Coimbra, 18 de maio de 2025
Está um céu plúmbeo, tempo abafado, decidi ir a pé votar, um passeio até à Escola Avelar Brotero, passando pelo Jardim da Sereia e pelo Penedo da Saudade. Muita gente a votar de manhã: ide votar, este direito custou muito aos antifascistas a conquistar, como escrevi no Twitter do blogue.
À vinda, passei pelo Jardim Botânico. Sentei-me no meu banco a ler. Acabei um breve e acutilante ensaio do historiador Enzo Traverso – Gaza perante a história –, primorosamente editado pela Antígona, como é hábito. Já há uns meses que não lia neste jardim.

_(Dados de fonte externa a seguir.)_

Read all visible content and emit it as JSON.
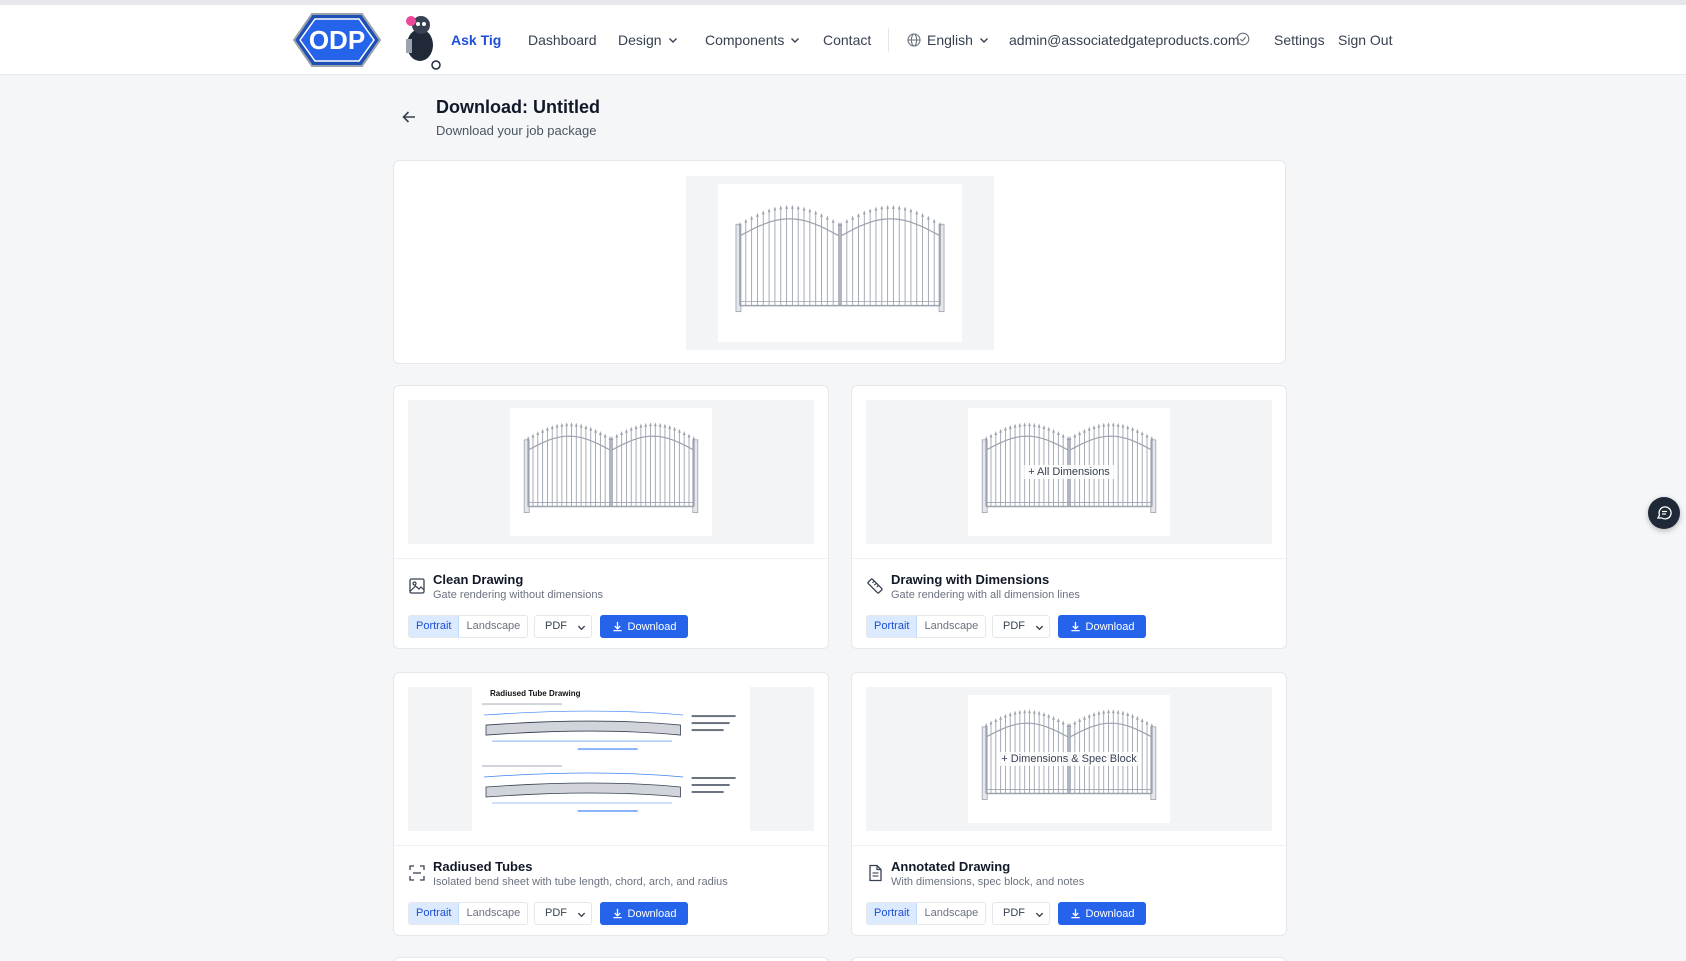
{
  "nav": {
    "logo_text": "ODP",
    "brand": "Ask Tig",
    "dashboard": "Dashboard",
    "design": "Design",
    "components": "Components",
    "contact": "Contact",
    "language": "English",
    "email": "admin@associatedgateproducts.com",
    "settings": "Settings",
    "signout": "Sign Out"
  },
  "header": {
    "title": "Download: Untitled",
    "subtitle": "Download your job package"
  },
  "cards": [
    {
      "title": "Clean Drawing",
      "desc": "Gate rendering without dimensions",
      "overlay": "",
      "icon": "image-icon"
    },
    {
      "title": "Drawing with Dimensions",
      "desc": "Gate rendering with all dimension lines",
      "overlay": "+ All Dimensions",
      "icon": "ruler-icon"
    },
    {
      "title": "Radiused Tubes",
      "desc": "Isolated bend sheet with tube length, chord, arch, and radius",
      "overlay": "",
      "icon": "frame-icon",
      "sheet_title": "Radiused Tube Drawing"
    },
    {
      "title": "Annotated Drawing",
      "desc": "With dimensions, spec block, and notes",
      "overlay": "+ Dimensions & Spec Block",
      "icon": "document-icon"
    }
  ],
  "controls": {
    "portrait": "Portrait",
    "landscape": "Landscape",
    "format": "PDF",
    "download": "Download"
  },
  "colors": {
    "primary": "#2563eb",
    "brand": "#1d4ed8",
    "active_bg": "#dbeafe"
  }
}
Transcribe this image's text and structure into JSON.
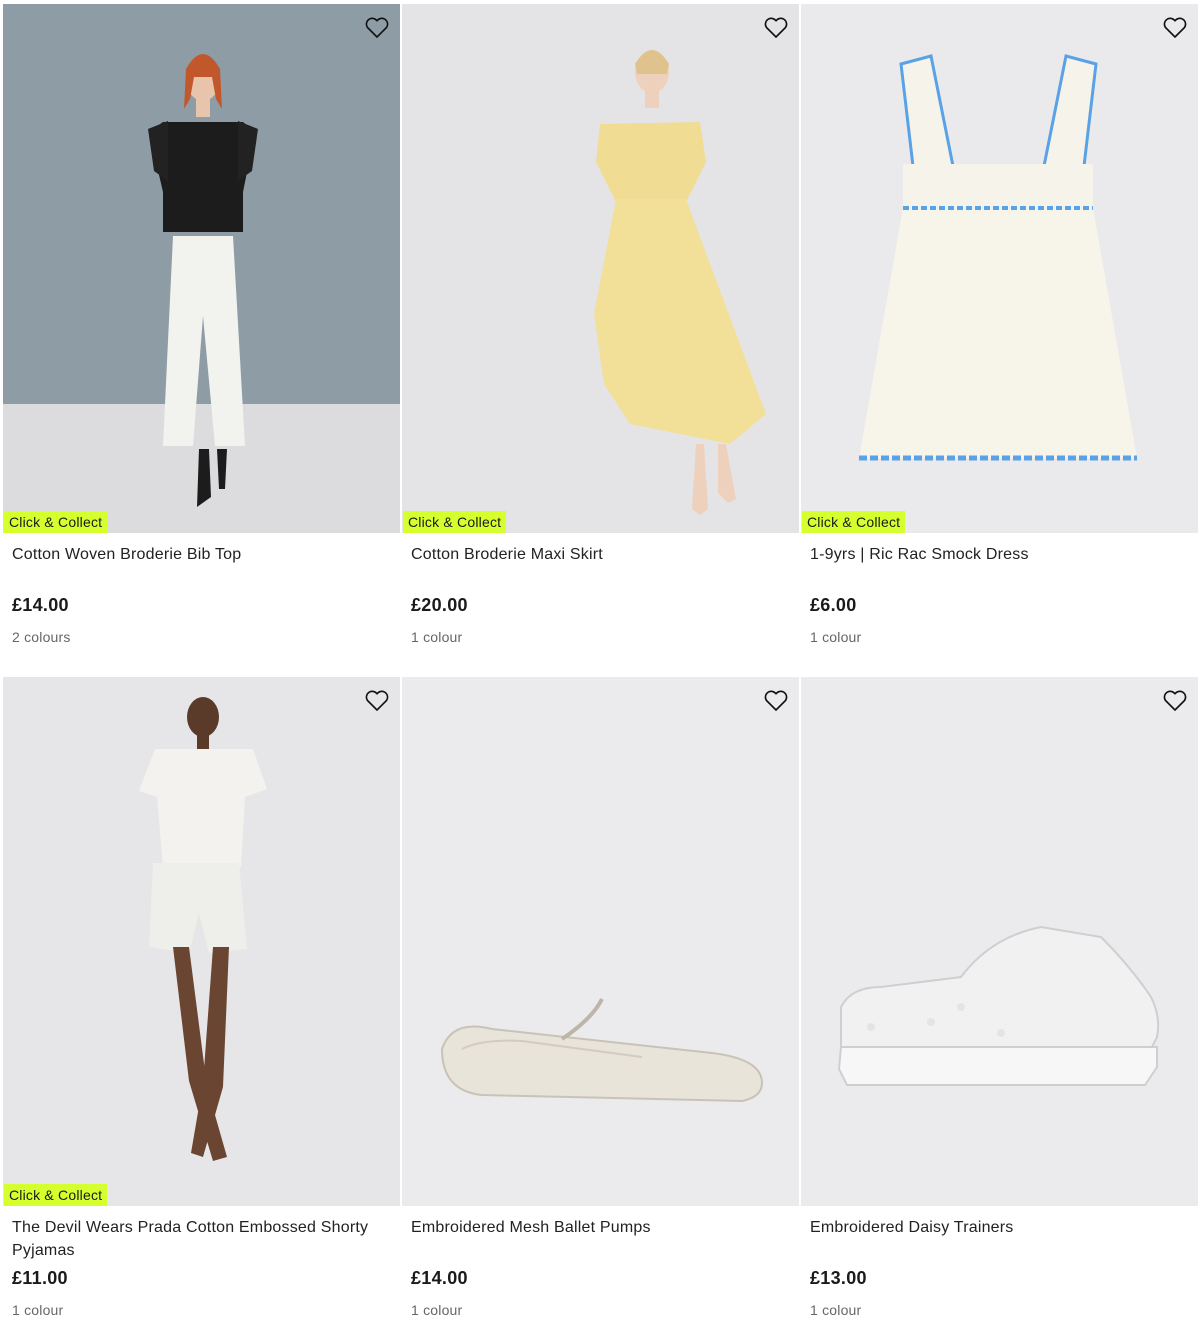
{
  "products": [
    {
      "title": "Cotton Woven Broderie Bib Top",
      "price": "£14.00",
      "colours": "2 colours",
      "badge": "Click & Collect",
      "image": "model-black-ruffle-top-white-trousers"
    },
    {
      "title": "Cotton Broderie Maxi Skirt",
      "price": "£20.00",
      "colours": "1 colour",
      "badge": "Click & Collect",
      "image": "model-yellow-broderie-set"
    },
    {
      "title": "1-9yrs | Ric Rac Smock Dress",
      "price": "£6.00",
      "colours": "1 colour",
      "badge": "Click & Collect",
      "image": "white-smock-dress-blue-ricrac"
    },
    {
      "title": "The Devil Wears Prada Cotton Embossed Shorty Pyjamas",
      "price": "£11.00",
      "colours": "1 colour",
      "badge": "Click & Collect",
      "image": "model-white-shorty-pyjamas"
    },
    {
      "title": "Embroidered Mesh Ballet Pumps",
      "price": "£14.00",
      "colours": "1 colour",
      "badge": "",
      "image": "white-mesh-ballet-pump"
    },
    {
      "title": "Embroidered Daisy Trainers",
      "price": "£13.00",
      "colours": "1 colour",
      "badge": "",
      "image": "white-daisy-trainer"
    }
  ],
  "icons": {
    "favourite": "heart-outline-icon"
  },
  "colors": {
    "badge": "#d6ff2e"
  }
}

Da última vez, tinha acabado um romance histórico sobre a vida de Walter Benjamin, por coincidência um pensador marxista da história que muito influencia a ideia de melancolia de esquerda sobre a qual Traverso escreveu e que já usei para os meus propósitos.
Nem por acaso, dado o que aqui escrevi ontem sobre o holocausto em Gaza, deparo-me com a seguinte passagem:
“Postular a absoluta singularidade do Holocausto é epistemologicamente improdutivo (os acontecimentos históricos podem ser comparados), politicamente irresponsável (os crimes podem repetir-se, pelo que devem ser compreendidos e não apenas comemorados) e moralmente dúbio (uma vez que cria uma hierarquia entre as vítimas).”

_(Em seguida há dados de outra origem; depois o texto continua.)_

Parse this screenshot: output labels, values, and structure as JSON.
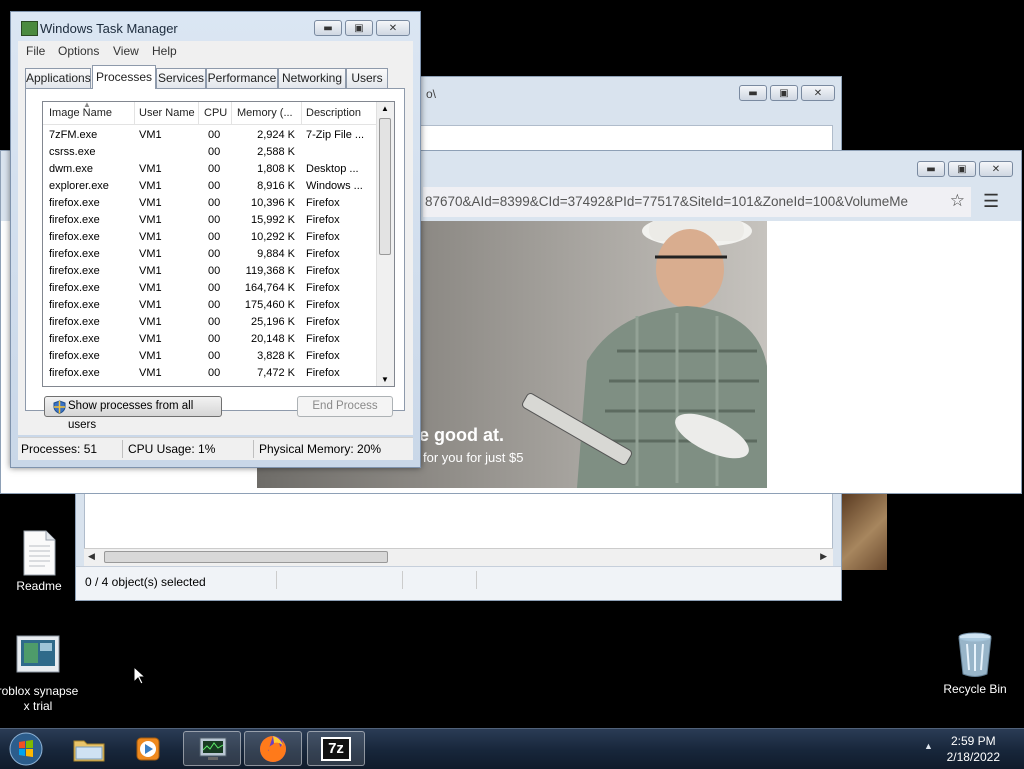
{
  "desktop": {
    "icons": [
      {
        "label": "Readme"
      },
      {
        "label": "roblox synapse x trial"
      },
      {
        "label": "Recycle Bin"
      }
    ]
  },
  "explorer": {
    "title_fragment": "o\\",
    "status": "0 / 4 object(s) selected"
  },
  "browser": {
    "url": "87670&AId=8399&CId=37492&PId=77517&SiteId=101&ZoneId=100&VolumeMe",
    "ad_headline": "e good at.",
    "ad_sub": "for you for just $5"
  },
  "taskmgr": {
    "title": "Windows Task Manager",
    "menu": [
      "File",
      "Options",
      "View",
      "Help"
    ],
    "tabs": [
      "Applications",
      "Processes",
      "Services",
      "Performance",
      "Networking",
      "Users"
    ],
    "active_tab": "Processes",
    "columns": [
      "Image Name",
      "User Name",
      "CPU",
      "Memory (...",
      "Description"
    ],
    "processes": [
      {
        "name": "7zFM.exe",
        "user": "VM1",
        "cpu": "00",
        "mem": "2,924 K",
        "desc": "7-Zip File ..."
      },
      {
        "name": "csrss.exe",
        "user": "",
        "cpu": "00",
        "mem": "2,588 K",
        "desc": ""
      },
      {
        "name": "dwm.exe",
        "user": "VM1",
        "cpu": "00",
        "mem": "1,808 K",
        "desc": "Desktop ..."
      },
      {
        "name": "explorer.exe",
        "user": "VM1",
        "cpu": "00",
        "mem": "8,916 K",
        "desc": "Windows ..."
      },
      {
        "name": "firefox.exe",
        "user": "VM1",
        "cpu": "00",
        "mem": "10,396 K",
        "desc": "Firefox"
      },
      {
        "name": "firefox.exe",
        "user": "VM1",
        "cpu": "00",
        "mem": "15,992 K",
        "desc": "Firefox"
      },
      {
        "name": "firefox.exe",
        "user": "VM1",
        "cpu": "00",
        "mem": "10,292 K",
        "desc": "Firefox"
      },
      {
        "name": "firefox.exe",
        "user": "VM1",
        "cpu": "00",
        "mem": "9,884 K",
        "desc": "Firefox"
      },
      {
        "name": "firefox.exe",
        "user": "VM1",
        "cpu": "00",
        "mem": "119,368 K",
        "desc": "Firefox"
      },
      {
        "name": "firefox.exe",
        "user": "VM1",
        "cpu": "00",
        "mem": "164,764 K",
        "desc": "Firefox"
      },
      {
        "name": "firefox.exe",
        "user": "VM1",
        "cpu": "00",
        "mem": "175,460 K",
        "desc": "Firefox"
      },
      {
        "name": "firefox.exe",
        "user": "VM1",
        "cpu": "00",
        "mem": "25,196 K",
        "desc": "Firefox"
      },
      {
        "name": "firefox.exe",
        "user": "VM1",
        "cpu": "00",
        "mem": "20,148 K",
        "desc": "Firefox"
      },
      {
        "name": "firefox.exe",
        "user": "VM1",
        "cpu": "00",
        "mem": "3,828 K",
        "desc": "Firefox"
      },
      {
        "name": "firefox.exe",
        "user": "VM1",
        "cpu": "00",
        "mem": "7,472 K",
        "desc": "Firefox"
      }
    ],
    "show_all_button": "Show processes from all users",
    "end_process_button": "End Process",
    "status": {
      "processes": "Processes: 51",
      "cpu": "CPU Usage: 1%",
      "memory": "Physical Memory: 20%"
    }
  },
  "taskbar": {
    "time": "2:59 PM",
    "date": "2/18/2022",
    "items": [
      "start-orb-icon",
      "explorer-folder-icon",
      "media-player-icon",
      "task-manager-icon",
      "firefox-icon",
      "7zip-icon"
    ],
    "zip_label": "7z"
  }
}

Levanto-me angustiado. Passa por mim um cortejo de excursionistas romenos, reformados na maioria. Tenho fome e sei que tenho comida e casa e filho à minha espera. Passarei a tarde com ele na nossa mesa de trabalho. Começo por eliminar comentários insultuosos e com ameaças no blogue (deve haver um qualquer desgraçado fascista que julga que me intimida), escrevo este texto e dedico o resto do tempo a rever um capítulo de livro que tenho de entregar.
Ao fim da tarde, levá-lo-ei a casa da mãe, a cinco minutos a pé, e dirigir-me-ei ao Centro de Trabalho do PCP, junto à estação de comboios, desgraçadamente encerrada. Darei uma volta um pouco maior, passando pela Sé Velha. Talvez pare.
Não estou só, nunca estive, nunca estarei e sei hoje melhor do que noutros tempos que a luta eleitoral é só um dos planos de uma luta mais vasta e que uma coisa é a relação de forças, o poder e as suas fontes, e outra é a validade dos argumentos. Gosto de pensar que estamos preparados para tudo.
Haja distinções, haja esperança.
3 comentários:
Nunca perderemos a esperança, nós somos a esperança!
Belo texto, João. Dos que dão sentido, dos que dão força. Escrito até ao osso. Plagio o Manuel Gusmão: "contra todas as evidências, a esperança."
(Manuel Branco; Évora)
Muito obrigado, Manuel Branco, pela generosidade. Um abraço fraterno.